In the colonial world, one of the central social bases of nationalist politics was the state functionaries and urban educated elites. So, too, in the United States today, it is the salaried middle classes and educated professionals. Benjamin Y. Fong and Melissa Naschek undertake a subtle analysis of the massive growth of these strata through NGOism over the past half century, of their links to the corporate community, and, most important, of the peculiar political culture that is generated within their ranks — a culture that obsessively invokes the language of empowerment, community, marginality, and justice, but that carefully avoids a confrontation with real power.
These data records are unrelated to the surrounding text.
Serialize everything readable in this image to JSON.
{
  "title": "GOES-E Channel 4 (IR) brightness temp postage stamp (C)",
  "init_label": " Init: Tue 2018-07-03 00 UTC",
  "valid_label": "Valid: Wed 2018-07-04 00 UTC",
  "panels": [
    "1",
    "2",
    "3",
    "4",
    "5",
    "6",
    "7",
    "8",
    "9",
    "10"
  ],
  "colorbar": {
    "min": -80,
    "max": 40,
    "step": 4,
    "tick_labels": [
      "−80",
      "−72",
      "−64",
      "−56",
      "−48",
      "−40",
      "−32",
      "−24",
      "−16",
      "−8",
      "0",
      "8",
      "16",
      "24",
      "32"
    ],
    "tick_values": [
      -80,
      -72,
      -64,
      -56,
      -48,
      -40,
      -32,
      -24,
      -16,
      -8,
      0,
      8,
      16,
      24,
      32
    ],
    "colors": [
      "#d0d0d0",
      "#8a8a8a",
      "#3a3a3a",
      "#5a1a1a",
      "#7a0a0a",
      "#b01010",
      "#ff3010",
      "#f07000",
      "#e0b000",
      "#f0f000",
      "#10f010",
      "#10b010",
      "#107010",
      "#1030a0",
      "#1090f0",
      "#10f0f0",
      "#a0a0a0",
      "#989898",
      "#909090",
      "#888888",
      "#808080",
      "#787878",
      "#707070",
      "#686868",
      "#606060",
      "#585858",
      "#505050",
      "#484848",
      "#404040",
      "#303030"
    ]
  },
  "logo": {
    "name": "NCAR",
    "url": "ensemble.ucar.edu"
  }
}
Fong and Naschek trace the evolution of this “third sector” and make a powerful argument for why its primary function is ideological: to deploy the language of empowerment and transformation while obscuring both the real fount of power in capitalism and the strategies to challenge it.
The bizarre marriage of radical-sounding rhetoric and the interests of the middle class was on display in a recent event at an elite American college. As Catherine Liu explains, a black student was questioned by staff about her presence in a closed building, an action that evoked such outrage on her part that she accused those involved (and some not involved) of racism. The staff were not only punished but publicly humiliated, with the college president leading the charge. A subsequent investigation found no evidence of wrongdoing, but it was too late. The damage was done.
The event is significant in that it offers a window into how these elite spaces, which train and socialize their students to enter the ranks of the American upper class, much as they did in earlier decades, now utilize the language of identity and marginality to pursue the same narrow class agenda they always have. But while they were more forthright in their social mission before, today, they drape it in the language of an ostensibly emancipatory commitment. After the episode was covered by the New York Times, the journalist Ryan Grim, one of the few voices of sanity, made the telling observation that, whereas in earlier times the Left would have come to the defense of these workers, now it stood silent at best, and more frequently joined in with the public shaming. But then, this should not be entirely surprising, for this political culture is precisely what an elite-dominated “national consciousness” amounts to: the creation of a social identity around the very specific worldview — the class culture — of dominant groups.
These are the strata that still overwhelmingly populate the ranks of the contemporary left, and until socialists find a different anchor and embed themselves within the class they claim to be fighting for and alongside, they will continue to be a sideshow on the political scene.